In der Grundschule hatte ich Schwierigkeiten mit einem strengen Lehrer, der mich auch vor der Klasse erniedrigte.

Meine Eltern sorgten dafür das ich in eine Parallelklasse umgeschult wurde.

Übrigens erinnere ich mich, dass meine Oma einen großen Kasten mit allerlei Medikamenten hatte mit dem sie sich oft beschäftigte. Ein Mittel für jederlei Krankheit war darin.

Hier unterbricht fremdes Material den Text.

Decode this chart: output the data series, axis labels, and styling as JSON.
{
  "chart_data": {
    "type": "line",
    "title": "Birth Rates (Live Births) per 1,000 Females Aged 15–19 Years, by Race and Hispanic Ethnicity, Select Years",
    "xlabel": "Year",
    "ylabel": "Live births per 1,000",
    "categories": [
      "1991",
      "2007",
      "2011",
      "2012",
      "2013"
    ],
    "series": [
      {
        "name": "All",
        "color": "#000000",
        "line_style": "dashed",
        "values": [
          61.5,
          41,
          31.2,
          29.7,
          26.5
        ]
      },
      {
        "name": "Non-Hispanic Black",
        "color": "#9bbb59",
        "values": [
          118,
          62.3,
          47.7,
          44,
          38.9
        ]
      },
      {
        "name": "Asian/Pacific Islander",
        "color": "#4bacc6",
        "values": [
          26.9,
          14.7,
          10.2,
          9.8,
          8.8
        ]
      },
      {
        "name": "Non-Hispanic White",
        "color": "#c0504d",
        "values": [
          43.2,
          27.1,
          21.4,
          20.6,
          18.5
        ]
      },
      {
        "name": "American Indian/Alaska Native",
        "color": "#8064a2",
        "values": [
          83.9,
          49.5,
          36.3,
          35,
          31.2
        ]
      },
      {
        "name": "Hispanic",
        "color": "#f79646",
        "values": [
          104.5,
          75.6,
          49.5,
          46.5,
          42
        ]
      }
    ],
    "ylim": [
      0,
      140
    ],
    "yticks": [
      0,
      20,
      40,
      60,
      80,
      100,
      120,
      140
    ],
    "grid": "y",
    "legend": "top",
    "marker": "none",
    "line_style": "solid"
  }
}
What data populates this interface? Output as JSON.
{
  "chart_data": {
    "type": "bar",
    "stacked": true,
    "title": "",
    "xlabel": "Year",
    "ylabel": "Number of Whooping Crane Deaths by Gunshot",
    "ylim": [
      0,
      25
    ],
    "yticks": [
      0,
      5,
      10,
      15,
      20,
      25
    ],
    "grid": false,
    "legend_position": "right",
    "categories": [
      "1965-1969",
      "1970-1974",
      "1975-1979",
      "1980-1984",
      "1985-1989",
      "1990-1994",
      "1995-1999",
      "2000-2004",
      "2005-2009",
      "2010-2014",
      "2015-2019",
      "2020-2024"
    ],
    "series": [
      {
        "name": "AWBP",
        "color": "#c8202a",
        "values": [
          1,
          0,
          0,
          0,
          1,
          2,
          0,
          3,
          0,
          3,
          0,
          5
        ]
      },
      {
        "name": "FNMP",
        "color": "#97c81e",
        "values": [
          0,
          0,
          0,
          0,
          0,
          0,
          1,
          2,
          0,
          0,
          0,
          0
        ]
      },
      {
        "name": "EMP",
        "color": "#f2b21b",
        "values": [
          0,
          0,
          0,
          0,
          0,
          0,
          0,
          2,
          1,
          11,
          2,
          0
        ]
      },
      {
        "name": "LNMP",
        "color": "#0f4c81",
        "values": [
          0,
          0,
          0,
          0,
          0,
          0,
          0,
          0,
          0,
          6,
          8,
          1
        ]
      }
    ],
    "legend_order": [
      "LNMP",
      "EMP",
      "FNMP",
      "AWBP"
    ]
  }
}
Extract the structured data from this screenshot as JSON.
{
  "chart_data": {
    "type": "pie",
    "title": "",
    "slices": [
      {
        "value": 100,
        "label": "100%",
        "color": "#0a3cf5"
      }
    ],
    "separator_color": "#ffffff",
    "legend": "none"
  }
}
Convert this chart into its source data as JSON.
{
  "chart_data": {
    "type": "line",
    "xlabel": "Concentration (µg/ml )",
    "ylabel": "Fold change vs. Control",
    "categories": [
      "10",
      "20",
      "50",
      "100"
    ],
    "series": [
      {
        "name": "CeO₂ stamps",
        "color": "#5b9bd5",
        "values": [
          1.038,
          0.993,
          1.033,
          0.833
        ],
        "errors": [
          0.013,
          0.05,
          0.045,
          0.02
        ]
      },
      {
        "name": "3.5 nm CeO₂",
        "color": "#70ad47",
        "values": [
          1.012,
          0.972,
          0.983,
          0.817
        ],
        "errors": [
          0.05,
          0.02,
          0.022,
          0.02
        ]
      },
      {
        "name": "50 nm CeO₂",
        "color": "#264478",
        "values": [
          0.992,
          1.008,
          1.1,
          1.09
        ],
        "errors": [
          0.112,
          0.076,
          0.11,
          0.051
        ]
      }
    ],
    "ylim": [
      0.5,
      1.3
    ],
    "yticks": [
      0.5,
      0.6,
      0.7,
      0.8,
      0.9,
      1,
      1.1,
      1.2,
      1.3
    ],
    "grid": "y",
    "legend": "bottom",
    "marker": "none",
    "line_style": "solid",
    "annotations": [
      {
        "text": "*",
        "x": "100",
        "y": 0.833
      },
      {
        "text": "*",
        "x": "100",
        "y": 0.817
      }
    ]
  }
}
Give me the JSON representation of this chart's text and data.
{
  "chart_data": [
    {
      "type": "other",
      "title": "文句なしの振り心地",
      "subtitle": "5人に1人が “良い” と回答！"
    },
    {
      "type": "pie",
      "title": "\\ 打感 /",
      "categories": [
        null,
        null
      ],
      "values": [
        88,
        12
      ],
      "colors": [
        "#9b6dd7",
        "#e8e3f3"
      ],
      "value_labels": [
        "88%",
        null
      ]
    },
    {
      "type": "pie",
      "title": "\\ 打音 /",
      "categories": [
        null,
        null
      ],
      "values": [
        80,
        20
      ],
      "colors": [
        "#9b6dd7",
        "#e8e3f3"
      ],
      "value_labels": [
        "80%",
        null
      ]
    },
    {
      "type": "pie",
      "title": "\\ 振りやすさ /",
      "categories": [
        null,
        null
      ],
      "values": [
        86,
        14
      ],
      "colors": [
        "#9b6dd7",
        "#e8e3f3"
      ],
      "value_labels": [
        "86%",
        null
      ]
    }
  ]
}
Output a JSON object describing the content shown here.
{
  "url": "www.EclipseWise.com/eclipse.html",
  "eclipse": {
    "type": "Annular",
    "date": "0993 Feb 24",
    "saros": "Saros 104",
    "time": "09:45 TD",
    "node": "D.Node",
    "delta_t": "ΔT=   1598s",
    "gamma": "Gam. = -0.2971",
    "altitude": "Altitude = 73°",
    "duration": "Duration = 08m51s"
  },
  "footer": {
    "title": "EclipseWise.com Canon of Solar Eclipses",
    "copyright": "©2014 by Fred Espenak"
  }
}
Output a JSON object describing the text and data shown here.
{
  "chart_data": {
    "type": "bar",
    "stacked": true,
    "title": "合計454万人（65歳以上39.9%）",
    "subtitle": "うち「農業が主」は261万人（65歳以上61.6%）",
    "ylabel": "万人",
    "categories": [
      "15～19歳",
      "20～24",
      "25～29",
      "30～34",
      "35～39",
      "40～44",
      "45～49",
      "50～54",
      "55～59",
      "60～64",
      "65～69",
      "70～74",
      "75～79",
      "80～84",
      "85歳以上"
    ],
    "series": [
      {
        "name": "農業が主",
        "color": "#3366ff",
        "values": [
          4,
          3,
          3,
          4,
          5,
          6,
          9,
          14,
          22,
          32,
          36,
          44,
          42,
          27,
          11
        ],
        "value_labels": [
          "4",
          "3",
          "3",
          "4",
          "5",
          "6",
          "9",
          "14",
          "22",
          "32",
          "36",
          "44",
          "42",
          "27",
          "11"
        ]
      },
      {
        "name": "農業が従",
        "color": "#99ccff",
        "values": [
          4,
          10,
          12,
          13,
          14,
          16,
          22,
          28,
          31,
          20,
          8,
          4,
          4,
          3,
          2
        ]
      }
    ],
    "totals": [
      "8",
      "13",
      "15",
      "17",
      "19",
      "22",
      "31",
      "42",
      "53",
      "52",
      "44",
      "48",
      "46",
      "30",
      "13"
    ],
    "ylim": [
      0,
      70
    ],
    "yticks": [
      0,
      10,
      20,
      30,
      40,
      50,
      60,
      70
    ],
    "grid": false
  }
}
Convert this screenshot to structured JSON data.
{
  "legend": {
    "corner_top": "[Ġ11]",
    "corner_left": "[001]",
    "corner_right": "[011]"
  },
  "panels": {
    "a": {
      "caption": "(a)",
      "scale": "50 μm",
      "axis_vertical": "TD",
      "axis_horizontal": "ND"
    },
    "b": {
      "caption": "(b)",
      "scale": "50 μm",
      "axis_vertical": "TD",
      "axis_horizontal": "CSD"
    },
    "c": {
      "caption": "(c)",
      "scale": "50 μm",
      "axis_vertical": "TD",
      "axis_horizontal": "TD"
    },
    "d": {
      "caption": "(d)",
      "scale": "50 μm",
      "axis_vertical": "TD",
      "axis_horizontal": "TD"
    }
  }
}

Mein Vater war eigentlich immer abwesend. Entweder tatsächlich, räumlich, also z. B. beruflich bedingt (Bundesbahn) oder später, nach seiner Pensionierung, oft monatelang im Ferienhaus meiner Eltern, in der Nähe von Trier. Aber auch wenn er körperlich anwesend war, innerlich, gefühlsmäßig schien er mir auch dann abwesend. Er war ruhig, sagte wenig, tat wenig. Allerdings fand ich ihn relativ schlau / clever. Auch wirkte er auf mich recht zuverlässig, konsequent, im Gegensatz zu meiner Mutter war er verlässlich und ein wenig nahm er mich auch ernst.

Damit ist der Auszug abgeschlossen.